Part 9 (1/2)
”Say not so, Dame,” said Lester; ”did I not send you but yesterday bread and money? and when do you ever look up at the Hall without obtaining relief?”
”But the bread was as dry as a stick,” growled the hag: ”and the money, what was it? will it last a week? Oh, yes! Ye think as much of your doits and mites, as if ye stripped yourselves of a comfort to give it to us. Did ye have a dish less--a 'tato less, the day ye sent me--your charity I 'spose ye calls it? Och! fie! But the Bible's the poor cretur's comfort.”
”I am glad to hear you say that, Dame,” said the good-natured Lester; ”and I forgive every thing else you have said, on account of that one sentence.”
The old woman dropped the sticks she had just gathered, and glowered at the speaker's benevolent countenance with a malicious meaning in her dark eyes.
”An' ye do? Well, I'm glad I please ye there. Och! yes! the Bible's a mighty comfort; for it says as much that the rich man shall not inter the kingdom of Heaven! There's a truth for you, that makes the poor folk's heart chirp like a cricket--ho! ho! I sits by the imbers of a night, and I thinks and thinks as how I shall see you all burning; and ye'll ask me for a drop o' water, and I shall laugh thin from my pleasant seat with the angels. Och--it's a book for the poor that!”
The sisters shuddered. ”And you think then that with envy, malice, and all uncharitableness at your heart, you are certain of Heaven? For shame! Pluck the mote from your own eye!”
”What sinnifies praching? Did not the Blessed Saviour come for the poor?
Them as has rags and dry bread here will be ixalted in the nixt world; an' if we poor folk have malice as ye calls it, whose fault's that? What do ye tache us? Eh?--answer me that. Ye keeps all the larning an' all the other fine things to yoursel', and then ye scould, and thritten, and hang us, 'cause we are not as wise as you. Och! there is no jistice in the Lamb, if Heaven is not made for us; and the iverlasting h.e.l.l, with its brimstone and fire, and its gnawing an' gnas.h.i.+ng of teeth, an' its theirst, an' its torture, and its worm that niver dies, for the like o'
you.”
”Come! come away,” said Ellinor, pulling her father's arm.
”And if,” said Aram, pausing, ”if I were to say to you,--name your want and it shall be fulfilled, would you have no charity for me also?”
”Umph,” returned the hag, ”ye are the great scolard; and they say ye knows what no one else do. Till me now,” and she approached, and familiarly, laid her bony finger on the student's arm; ”till me,--have ye iver, among other fine things, known poverty?”

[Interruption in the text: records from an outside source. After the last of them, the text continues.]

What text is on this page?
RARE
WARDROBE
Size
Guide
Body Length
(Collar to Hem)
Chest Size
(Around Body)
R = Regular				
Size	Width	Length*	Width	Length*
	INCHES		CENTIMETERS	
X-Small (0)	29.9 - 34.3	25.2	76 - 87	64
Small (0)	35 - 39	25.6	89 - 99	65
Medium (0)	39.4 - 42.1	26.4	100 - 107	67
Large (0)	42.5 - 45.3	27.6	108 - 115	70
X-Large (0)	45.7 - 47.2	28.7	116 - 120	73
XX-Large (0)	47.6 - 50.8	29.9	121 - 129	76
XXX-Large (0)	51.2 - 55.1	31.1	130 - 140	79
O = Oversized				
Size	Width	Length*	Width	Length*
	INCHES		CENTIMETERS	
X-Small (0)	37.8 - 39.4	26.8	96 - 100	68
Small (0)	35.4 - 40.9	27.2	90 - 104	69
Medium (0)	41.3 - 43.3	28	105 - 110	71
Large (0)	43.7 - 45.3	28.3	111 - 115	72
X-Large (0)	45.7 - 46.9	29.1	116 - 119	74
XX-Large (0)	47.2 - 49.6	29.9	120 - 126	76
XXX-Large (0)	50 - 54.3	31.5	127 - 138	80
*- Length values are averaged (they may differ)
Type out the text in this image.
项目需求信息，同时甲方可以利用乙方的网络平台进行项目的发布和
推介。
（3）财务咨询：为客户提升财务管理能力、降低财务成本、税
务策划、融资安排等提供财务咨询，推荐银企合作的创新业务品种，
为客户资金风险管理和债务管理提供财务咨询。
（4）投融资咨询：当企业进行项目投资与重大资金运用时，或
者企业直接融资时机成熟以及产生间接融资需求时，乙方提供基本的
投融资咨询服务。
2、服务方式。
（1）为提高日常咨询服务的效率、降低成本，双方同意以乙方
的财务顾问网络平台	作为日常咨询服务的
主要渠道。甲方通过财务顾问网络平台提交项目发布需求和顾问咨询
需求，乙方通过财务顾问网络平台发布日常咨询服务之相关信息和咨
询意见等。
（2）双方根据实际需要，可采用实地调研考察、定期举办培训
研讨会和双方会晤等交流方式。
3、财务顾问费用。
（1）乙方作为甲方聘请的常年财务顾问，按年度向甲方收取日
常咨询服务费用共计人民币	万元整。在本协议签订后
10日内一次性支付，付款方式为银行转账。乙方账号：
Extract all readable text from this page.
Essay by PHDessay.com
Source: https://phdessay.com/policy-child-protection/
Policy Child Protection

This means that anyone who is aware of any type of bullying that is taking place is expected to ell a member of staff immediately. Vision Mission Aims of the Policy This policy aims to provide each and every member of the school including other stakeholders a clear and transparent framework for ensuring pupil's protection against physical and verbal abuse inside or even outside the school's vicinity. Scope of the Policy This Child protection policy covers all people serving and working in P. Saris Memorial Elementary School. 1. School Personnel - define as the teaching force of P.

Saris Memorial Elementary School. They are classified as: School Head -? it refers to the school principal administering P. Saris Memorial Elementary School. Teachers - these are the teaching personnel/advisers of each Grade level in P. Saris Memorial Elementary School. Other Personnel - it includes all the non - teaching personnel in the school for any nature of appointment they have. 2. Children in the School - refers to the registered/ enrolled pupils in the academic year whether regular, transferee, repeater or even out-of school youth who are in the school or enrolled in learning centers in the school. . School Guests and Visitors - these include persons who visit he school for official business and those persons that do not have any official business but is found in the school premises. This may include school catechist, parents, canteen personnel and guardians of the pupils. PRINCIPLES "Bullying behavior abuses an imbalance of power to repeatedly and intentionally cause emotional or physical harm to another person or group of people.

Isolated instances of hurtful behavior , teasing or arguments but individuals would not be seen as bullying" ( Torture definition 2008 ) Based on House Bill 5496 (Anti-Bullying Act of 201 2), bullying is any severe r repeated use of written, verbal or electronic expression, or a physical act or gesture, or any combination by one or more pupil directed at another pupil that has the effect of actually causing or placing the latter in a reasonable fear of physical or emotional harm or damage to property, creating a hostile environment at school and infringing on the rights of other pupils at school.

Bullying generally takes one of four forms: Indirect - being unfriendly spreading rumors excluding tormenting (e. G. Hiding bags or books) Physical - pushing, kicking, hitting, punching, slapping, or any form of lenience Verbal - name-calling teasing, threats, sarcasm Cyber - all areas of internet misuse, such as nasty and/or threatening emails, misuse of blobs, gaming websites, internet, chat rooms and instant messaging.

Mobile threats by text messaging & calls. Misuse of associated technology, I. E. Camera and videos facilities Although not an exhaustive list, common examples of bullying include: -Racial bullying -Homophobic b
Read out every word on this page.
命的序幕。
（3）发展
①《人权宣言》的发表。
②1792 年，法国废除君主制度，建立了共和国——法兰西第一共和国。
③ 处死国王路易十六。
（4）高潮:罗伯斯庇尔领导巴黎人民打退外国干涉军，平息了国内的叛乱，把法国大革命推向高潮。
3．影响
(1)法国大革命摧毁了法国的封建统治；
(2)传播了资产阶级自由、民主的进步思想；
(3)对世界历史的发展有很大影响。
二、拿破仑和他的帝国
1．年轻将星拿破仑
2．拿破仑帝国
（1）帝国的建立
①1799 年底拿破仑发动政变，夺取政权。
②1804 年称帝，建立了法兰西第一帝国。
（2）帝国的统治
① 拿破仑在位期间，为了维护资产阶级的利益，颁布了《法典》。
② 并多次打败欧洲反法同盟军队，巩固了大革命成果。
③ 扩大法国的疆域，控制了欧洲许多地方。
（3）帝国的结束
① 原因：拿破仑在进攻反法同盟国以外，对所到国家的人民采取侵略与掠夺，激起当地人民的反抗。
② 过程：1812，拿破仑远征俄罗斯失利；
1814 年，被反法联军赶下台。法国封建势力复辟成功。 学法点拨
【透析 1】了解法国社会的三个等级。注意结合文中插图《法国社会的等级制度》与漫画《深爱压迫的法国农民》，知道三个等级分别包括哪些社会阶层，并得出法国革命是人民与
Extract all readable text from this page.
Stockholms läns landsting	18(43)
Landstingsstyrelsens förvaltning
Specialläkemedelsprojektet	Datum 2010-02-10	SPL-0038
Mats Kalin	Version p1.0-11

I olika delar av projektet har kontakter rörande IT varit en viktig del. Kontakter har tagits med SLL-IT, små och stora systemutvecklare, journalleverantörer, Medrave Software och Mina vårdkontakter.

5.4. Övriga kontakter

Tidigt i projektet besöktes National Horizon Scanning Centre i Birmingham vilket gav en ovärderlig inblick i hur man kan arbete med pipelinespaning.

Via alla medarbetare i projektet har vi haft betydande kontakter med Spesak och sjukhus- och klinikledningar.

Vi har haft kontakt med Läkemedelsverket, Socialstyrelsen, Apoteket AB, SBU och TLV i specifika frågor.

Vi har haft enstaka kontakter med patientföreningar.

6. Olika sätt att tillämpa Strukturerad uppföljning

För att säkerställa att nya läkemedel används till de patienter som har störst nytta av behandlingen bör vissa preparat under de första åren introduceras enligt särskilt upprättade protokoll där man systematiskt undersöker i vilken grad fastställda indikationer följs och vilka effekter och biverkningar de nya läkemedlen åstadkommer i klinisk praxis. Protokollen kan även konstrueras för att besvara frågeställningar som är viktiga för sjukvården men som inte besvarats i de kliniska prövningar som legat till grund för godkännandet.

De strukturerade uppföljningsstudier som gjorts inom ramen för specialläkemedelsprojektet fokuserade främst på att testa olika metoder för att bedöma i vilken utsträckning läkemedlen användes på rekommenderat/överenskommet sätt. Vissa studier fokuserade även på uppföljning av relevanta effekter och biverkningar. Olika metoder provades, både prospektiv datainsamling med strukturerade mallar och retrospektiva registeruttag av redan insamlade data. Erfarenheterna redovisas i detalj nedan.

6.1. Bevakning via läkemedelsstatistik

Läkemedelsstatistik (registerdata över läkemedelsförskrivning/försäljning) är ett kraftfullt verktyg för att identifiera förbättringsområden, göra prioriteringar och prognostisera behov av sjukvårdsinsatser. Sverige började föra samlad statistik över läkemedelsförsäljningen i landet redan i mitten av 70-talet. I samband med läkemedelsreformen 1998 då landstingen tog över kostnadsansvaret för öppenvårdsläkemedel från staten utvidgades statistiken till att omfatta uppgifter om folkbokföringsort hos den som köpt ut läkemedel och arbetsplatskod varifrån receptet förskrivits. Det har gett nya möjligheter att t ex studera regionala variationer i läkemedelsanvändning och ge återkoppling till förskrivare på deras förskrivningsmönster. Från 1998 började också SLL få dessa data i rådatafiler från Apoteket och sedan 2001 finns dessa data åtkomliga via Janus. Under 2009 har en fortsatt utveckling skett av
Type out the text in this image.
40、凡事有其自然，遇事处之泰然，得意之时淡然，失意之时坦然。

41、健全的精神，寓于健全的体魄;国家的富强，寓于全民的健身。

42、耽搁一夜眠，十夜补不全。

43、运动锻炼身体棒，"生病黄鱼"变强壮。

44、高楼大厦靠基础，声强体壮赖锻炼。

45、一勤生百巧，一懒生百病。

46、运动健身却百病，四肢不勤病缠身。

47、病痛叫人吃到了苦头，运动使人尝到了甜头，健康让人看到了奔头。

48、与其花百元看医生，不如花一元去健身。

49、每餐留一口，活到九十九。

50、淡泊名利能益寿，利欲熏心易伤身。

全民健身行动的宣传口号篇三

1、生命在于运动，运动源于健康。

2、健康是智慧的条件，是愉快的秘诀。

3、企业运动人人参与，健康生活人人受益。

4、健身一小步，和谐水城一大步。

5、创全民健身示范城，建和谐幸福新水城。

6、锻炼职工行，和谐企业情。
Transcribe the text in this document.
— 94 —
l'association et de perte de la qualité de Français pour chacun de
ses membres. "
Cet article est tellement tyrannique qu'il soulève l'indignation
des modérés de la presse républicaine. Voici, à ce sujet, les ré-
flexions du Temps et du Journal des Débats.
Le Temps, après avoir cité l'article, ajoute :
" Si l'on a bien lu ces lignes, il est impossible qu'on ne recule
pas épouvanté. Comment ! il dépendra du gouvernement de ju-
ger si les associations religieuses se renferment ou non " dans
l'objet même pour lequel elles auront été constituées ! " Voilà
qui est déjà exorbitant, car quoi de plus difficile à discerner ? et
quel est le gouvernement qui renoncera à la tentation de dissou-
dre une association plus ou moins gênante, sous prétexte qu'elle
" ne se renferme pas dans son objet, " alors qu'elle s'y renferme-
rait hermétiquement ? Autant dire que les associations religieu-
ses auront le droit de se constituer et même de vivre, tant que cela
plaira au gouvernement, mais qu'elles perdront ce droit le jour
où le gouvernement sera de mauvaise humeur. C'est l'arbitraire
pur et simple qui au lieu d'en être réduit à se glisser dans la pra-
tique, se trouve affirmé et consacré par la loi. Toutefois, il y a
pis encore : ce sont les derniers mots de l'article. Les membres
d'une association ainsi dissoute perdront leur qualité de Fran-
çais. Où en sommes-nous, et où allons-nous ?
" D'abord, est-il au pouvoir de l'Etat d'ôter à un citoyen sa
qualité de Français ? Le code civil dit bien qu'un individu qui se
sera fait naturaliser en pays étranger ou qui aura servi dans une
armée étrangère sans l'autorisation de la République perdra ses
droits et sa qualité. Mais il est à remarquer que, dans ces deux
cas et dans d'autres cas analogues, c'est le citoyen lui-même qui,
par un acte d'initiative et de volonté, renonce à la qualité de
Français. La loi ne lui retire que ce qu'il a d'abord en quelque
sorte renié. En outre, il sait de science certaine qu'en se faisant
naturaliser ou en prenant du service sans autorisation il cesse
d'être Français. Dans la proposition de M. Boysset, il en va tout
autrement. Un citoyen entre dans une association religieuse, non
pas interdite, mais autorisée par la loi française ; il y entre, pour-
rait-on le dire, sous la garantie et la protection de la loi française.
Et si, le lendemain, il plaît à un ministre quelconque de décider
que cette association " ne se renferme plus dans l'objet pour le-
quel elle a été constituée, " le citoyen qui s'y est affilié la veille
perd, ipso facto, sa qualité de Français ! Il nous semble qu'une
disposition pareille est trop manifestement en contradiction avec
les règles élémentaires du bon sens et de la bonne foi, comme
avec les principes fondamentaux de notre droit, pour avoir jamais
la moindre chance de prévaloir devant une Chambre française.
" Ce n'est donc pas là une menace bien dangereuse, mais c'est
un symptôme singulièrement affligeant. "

”I have, woman!” said Aram, sternly.
”Och ye have thin! And did ye not sit and gloat, and eat up your oun heart, an' curse the sun that looked so gay, an' the winged things that played so blithe-like, an' scowl at the rich folk that niver wasted a thought on ye? till me now, your honour, till me!”
And the crone curtesied with a mock air of beseeching humility.
”I never forgot, even in want, the love due to my fellow-sufferers; for, woman, we all suffer,--the rich and the poor: there are worse pangs than those of want!”
”Ye think there be, do ye? that's a comfort, umph! Well, I'll till ye now, I feel a rispict for you, that I don't for the rest on 'em; for your face does not insult me with being cheary like their's yonder; an' I have noted ye walk in the dusk with your eyes down and your arms crossed; an' I have said,--that man I do not hate, somehow, for he has something dark at his heart like me!”
”The lot of earth is woe,” answered Aram calmly, yet shrinking back from the crone's touch; ”judge we charitably, and act we kindly to each other. There--this money is not much, but it will light your hearth and heap your table without toil, for some days at least!”
”Thank your honour: an' what think you I'll do with the money?”
”What?”
”Drink, drink, drink!” cried the hag fiercely; ”there's nothing like drink for the poor, for thin we fancy oursels what we wish, and,”
sinking her voice into a whisper, ”I thinks thin that I have my foot on the billies of the rich folks, and my hands twisted about their intrails, and I hear them shriek, and--thin I'm happy!”
”Go home!” said Aram, turning away, ”and open the Book of life with other thoughts.”
The little party proceeded, and, looking back, Lester saw the old woman gaze after them, till a turn in the winding valley hid her from his sight.
”That is a strange person, Aram; scarcely a favourable specimen of the happy English peasant;” said Lester, smiling.
”Yet they say,” added Madeline, ”that she was not always the same perverse and hateful creature she is now.”